Movie Info
Movie Name: War Horse
Studio: DreamWorks
Genre(s): Drama/War
Release Date(s): December 4, 2011 (Premiere)/December 25, 2011 (US)
MPAA Rating: PG-13
From watching his birth, Albert Narracott (Jeremy Irvine) feels a connection to the Thoroughbred known as Joey. When his father (Peter Mullan) buys Joey out of pride, Albert breaks and trains the horse against surprising odds, but the arrival of war forces his father to sell Joey to the cavalry. Now, Joey finds himself in Europe passing from one owner to the next during the war while Albert dreams of being reunited with his horse as he faces the horrors of war himself.
Directed by Steven Spielberg, War Horse is a World War I drama. The film adapts the 1982 Michael Morpurgo novel and was released to critical acclaim. Following Spielberg’s The Adventures of Tintin (also released in 2011), the film received Academy Award nominations for Best Picture, Best Cinematography, Best Original Score, Best Sound Mixing, Best Sound Editing, and Best Art Direction.
War Horse is one of those films not at all in my wheelhouse. It is an animal movie, a war movie, and a Steven Spielberg movie. While I liked Steven Spielberg growing up, it feels like many of his films are just rehash of other movies he’s done and like eating Wheaties…it’s filling but not rewarding. War Horse definitely fits in that category, but it does have some high points.
I thought going into the picture that it would be a movie about a boy and his horse facing the horrors of war. Instead, the movie largely has the two separated and trying to “get back” to each other. The movie plays like a fairy tale with grandiose moments and dramatic cliffhangers: “Will the horse die?”, “Will the boy die?”, etc. Unfortunately, it all unfolds almost exactly as you expect it to.
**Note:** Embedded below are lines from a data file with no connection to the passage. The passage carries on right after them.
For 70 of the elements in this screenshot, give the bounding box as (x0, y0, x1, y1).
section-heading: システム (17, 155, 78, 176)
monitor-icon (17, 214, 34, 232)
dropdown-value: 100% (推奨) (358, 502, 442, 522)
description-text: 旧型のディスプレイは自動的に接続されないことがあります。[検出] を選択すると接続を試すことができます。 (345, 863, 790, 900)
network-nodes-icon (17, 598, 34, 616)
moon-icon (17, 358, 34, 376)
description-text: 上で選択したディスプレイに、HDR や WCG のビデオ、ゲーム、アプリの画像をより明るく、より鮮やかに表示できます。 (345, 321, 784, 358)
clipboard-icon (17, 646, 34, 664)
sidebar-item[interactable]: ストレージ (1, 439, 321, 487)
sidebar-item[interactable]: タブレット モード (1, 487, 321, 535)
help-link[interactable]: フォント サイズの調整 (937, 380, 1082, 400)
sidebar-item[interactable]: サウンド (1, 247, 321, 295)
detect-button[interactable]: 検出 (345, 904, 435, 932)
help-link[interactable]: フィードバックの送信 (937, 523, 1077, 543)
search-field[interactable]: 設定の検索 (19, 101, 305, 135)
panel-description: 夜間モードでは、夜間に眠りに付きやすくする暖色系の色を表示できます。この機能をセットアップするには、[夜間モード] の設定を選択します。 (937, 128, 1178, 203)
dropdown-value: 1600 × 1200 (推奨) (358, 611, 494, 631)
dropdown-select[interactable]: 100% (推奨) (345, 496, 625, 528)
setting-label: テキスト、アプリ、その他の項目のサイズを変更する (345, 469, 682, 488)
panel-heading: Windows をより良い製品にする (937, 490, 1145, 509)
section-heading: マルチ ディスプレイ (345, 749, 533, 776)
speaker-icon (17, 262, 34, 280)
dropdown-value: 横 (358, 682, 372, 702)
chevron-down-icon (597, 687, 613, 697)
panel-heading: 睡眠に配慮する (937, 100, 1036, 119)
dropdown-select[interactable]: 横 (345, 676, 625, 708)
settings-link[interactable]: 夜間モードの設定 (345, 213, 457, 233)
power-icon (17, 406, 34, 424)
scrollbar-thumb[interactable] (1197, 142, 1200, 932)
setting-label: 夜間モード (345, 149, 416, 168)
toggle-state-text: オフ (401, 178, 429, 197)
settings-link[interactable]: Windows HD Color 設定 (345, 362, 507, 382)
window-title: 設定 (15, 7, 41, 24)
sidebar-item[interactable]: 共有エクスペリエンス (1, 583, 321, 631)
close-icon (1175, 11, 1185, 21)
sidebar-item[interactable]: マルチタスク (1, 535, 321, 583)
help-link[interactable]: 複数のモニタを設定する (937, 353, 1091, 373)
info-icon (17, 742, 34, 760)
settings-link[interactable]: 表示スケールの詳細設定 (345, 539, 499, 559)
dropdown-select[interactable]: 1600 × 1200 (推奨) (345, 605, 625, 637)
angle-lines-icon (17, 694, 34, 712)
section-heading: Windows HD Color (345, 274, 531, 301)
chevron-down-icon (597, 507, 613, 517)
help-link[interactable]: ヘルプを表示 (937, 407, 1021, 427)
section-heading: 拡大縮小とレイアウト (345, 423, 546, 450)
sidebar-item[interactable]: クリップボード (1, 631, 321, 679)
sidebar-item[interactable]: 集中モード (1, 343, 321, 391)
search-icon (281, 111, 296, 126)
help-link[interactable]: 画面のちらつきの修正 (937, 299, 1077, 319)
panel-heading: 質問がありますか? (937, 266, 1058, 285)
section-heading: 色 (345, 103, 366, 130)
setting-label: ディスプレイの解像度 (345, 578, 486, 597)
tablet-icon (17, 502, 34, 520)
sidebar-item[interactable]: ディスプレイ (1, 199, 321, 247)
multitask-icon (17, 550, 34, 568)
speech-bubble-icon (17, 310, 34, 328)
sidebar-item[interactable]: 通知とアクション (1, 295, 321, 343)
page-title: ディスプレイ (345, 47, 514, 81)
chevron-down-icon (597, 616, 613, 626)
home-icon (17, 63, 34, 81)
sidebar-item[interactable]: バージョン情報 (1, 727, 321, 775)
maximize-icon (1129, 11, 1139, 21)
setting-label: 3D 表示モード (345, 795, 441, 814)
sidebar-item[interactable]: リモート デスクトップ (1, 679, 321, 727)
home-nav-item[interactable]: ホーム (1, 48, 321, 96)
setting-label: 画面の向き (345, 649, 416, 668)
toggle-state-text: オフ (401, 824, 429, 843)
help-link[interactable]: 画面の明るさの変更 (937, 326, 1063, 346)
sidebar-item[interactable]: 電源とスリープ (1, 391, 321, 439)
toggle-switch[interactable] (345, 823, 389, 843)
The cast is good. Jeremy Irvine is likable as the horse’s owner though he does seem old enough to distinguish the good of his family from his love of the horse. Both Peter Mullan and Emily Watson play Irvine’s struggling parents while David Thewlis has a small part as the smarmy wealthy town member who threatens to separate the horse and his boy. Tom Hiddleston and Benedict Cumberbatch have small roles as the men first tasked with taking Joey and Niels Arestrup has a nice role as the grandfather trying to protect his daughter during the conflict.
While the actors are the proper stars, the real “star” is the horse (or horses). The training of the horse is solid and the blending of visuals present the horse as real at all times. Scenes like the horse tangled in barb wire are tough to watch (though you know no animal was hurt), but it also mixes real and animatronic horses seamlessly. This combines with some great scenery and location shooting especially in the beginning of the film.
War Horse is one of those movies you can watch, and while you’re watching it, you won’t hate it nor will you hate it later…but it probably won’t jump out as much as a movie you love or cherish. It feels like a typical, predictable story told in a great looking package which it really is. It is the type of movie you know will not end too dark (a PG-13 rating helps that), but it also goes strangely dark in places you did not expect it to. Spielberg followed War Horse with Lincoln in 2012.